Question: What effect do NCLEX pass rates have on the national nursing accreditation process?
Answer: Seventy five percent for first time pass rates of nursing student graduates is presently one of the criteria in Standard 6 of the ACEN accreditation. This makes it a priority in step two of the accreditation process. It is also a requirement for the MBON. South Central College has engaged in a Corrective Action Plan with MBON for the pass rates of 2014 being less than 75%. In February of 2016, the MBON will summarize the pass rates of 2015. With the recent improvements in curriculum and the newly approved curricular changes, anticipation of pass rates being greater than 75%, is high. With the first time pass rates at or above the acceptable level, the accreditation process will move forward quickly with the hope of having an accreditation site visit and following approval in the fall of 2016.
Question: If SCC nursing programs are not yet nationally nursing accredited, can nursing students still sit for their NCLEX board exams to become either an LPN or RN?
Answer: Absolutely YES! Our nursing graduates are well prepared upon completion of their nursing program at SCC to take their NCLEX board exams. Upon successful passing of boards, our SCC nursing graduates are going on to find jobs either as an LPN or an RN, depending on the type of program from which they graduated.
Question: Without having national nursing accreditation yet, can SCC graduates transfer to a four-year university for their baccalaureate of science or arts (BSN or BAN) completion?
Answer: Yes! A growing number of our RN graduates have successfully transferred to four-year universities to complete their BSN or BAN program. SCC has articulation agreements with several MnSCU colleges to allow for seamless transition from our two year college to a four year program. SCC graduates may also transfer to private universities in pursuit of their BSN degree. Interested students should contact the college they wish to transfer into for specific BSN program requirements. At the completion of their BSN or BAN, nursing students will have graduated from an accredited nursing program.
Question: If a student graduates from a nursing program not yet nationally nursing accredited, can those graduates still get jobs as an LPN or RN?

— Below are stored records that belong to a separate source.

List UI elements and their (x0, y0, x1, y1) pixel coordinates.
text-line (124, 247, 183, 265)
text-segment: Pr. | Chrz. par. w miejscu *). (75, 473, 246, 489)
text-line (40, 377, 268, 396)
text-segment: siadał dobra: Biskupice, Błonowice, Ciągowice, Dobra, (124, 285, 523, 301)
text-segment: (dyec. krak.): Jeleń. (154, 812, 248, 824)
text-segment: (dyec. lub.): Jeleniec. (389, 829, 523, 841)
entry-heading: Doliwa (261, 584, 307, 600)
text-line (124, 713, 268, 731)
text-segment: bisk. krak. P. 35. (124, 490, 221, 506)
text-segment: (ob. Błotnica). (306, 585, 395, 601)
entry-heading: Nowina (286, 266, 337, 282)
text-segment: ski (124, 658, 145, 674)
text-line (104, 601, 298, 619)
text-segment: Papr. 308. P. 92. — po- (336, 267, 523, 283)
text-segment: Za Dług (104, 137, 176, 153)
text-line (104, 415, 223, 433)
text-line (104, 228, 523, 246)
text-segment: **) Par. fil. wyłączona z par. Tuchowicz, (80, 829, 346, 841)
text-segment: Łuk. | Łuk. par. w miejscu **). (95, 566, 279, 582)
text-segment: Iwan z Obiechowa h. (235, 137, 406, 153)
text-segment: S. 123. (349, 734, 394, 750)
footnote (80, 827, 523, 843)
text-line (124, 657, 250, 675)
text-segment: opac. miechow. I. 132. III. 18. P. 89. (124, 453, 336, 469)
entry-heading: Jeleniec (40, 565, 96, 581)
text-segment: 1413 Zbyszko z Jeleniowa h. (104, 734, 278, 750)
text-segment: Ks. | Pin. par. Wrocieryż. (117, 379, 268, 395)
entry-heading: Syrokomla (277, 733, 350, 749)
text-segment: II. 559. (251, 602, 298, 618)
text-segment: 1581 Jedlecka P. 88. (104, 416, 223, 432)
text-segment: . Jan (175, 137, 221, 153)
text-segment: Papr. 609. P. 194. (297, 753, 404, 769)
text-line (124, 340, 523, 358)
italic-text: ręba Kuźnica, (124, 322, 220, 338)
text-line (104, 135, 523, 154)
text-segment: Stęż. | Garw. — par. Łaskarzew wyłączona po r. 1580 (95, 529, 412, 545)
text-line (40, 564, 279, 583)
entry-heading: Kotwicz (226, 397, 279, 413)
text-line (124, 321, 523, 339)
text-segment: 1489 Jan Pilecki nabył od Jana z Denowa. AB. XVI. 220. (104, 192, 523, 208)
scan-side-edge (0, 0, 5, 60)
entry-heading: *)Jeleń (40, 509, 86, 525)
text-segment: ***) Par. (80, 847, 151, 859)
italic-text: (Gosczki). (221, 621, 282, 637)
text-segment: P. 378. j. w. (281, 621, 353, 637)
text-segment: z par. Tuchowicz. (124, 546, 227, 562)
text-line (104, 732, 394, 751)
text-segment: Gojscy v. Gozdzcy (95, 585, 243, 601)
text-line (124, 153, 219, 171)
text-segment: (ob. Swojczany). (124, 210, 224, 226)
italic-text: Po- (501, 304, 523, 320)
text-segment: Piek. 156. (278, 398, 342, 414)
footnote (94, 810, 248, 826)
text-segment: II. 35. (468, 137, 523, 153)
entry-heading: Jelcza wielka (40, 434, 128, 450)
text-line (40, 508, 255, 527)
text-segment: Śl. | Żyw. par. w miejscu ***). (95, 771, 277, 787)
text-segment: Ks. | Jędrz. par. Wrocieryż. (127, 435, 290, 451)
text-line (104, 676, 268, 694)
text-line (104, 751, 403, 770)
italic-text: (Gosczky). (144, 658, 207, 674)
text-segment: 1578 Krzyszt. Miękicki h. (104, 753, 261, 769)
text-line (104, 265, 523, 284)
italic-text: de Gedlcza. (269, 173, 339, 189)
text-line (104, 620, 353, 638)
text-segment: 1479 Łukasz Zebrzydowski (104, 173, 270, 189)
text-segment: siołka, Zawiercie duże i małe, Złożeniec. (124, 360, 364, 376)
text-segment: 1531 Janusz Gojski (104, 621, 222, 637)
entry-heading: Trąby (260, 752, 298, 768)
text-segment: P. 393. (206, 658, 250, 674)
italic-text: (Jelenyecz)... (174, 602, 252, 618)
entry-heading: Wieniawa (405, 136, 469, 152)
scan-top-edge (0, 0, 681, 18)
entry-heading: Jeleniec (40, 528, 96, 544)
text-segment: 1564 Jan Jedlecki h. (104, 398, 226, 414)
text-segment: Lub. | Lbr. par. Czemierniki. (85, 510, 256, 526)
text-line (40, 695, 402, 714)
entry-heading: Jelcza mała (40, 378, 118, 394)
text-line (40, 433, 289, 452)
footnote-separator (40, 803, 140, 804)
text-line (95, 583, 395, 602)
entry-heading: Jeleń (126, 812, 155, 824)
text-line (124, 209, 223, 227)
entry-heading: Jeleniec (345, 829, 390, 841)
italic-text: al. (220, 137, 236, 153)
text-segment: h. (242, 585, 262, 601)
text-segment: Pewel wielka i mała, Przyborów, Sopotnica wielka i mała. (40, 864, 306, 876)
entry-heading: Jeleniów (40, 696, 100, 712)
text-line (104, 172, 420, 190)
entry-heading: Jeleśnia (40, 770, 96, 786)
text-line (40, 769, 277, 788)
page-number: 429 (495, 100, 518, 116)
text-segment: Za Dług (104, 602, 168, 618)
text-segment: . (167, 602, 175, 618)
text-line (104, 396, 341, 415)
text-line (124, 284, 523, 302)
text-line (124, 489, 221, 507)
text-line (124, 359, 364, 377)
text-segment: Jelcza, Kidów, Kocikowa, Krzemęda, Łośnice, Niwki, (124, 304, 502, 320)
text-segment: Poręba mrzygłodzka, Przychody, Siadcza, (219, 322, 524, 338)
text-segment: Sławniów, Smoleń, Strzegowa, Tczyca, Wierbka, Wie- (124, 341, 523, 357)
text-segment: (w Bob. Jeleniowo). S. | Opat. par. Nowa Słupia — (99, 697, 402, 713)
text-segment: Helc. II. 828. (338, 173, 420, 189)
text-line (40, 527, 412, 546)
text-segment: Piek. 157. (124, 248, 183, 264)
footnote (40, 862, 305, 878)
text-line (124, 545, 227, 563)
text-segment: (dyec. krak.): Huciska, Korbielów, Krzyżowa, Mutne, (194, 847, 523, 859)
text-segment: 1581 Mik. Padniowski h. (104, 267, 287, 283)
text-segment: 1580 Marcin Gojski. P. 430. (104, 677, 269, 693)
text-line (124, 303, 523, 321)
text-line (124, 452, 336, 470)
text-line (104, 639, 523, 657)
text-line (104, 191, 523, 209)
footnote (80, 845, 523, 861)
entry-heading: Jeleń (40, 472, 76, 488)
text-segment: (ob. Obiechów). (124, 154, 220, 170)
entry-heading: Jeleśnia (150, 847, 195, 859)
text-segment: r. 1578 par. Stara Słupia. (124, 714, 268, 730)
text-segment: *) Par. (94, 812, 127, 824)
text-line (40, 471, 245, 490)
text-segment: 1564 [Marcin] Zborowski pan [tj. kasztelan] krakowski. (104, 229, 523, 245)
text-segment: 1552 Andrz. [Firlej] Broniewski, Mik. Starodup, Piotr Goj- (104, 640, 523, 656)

Answer: Yes! South Central College has a high placement rate of their nursing graduates in the surrounding and metro area workforces. Many clinical sites have seen our nursing students in action, know our program, and look forward to being able to offer nursing positions for our graduates. There are some employers who prefer nurses who have graduated from a nationally accredited nursing program and some employers who require it. Locally, there are many employers hiring our graduates even though SCC has yet to receive national accreditation.
Question: Are nursing programs required to have national nursing accreditation?
Answer: Yes. The MBON is requiring all nursing schools to become nationally nursing accredited by 2018. Originally, 2016 was the decided upon year. The MBON changed the date based on the fact only one national nursing accreditation organization was available for pre-licensure nursing education at the two year college level.
Questions: What benefit to the student is there to attend a nationally accredited nursing education program?
Answer: National accreditation assists in eligibility for student aid and employment feasibility.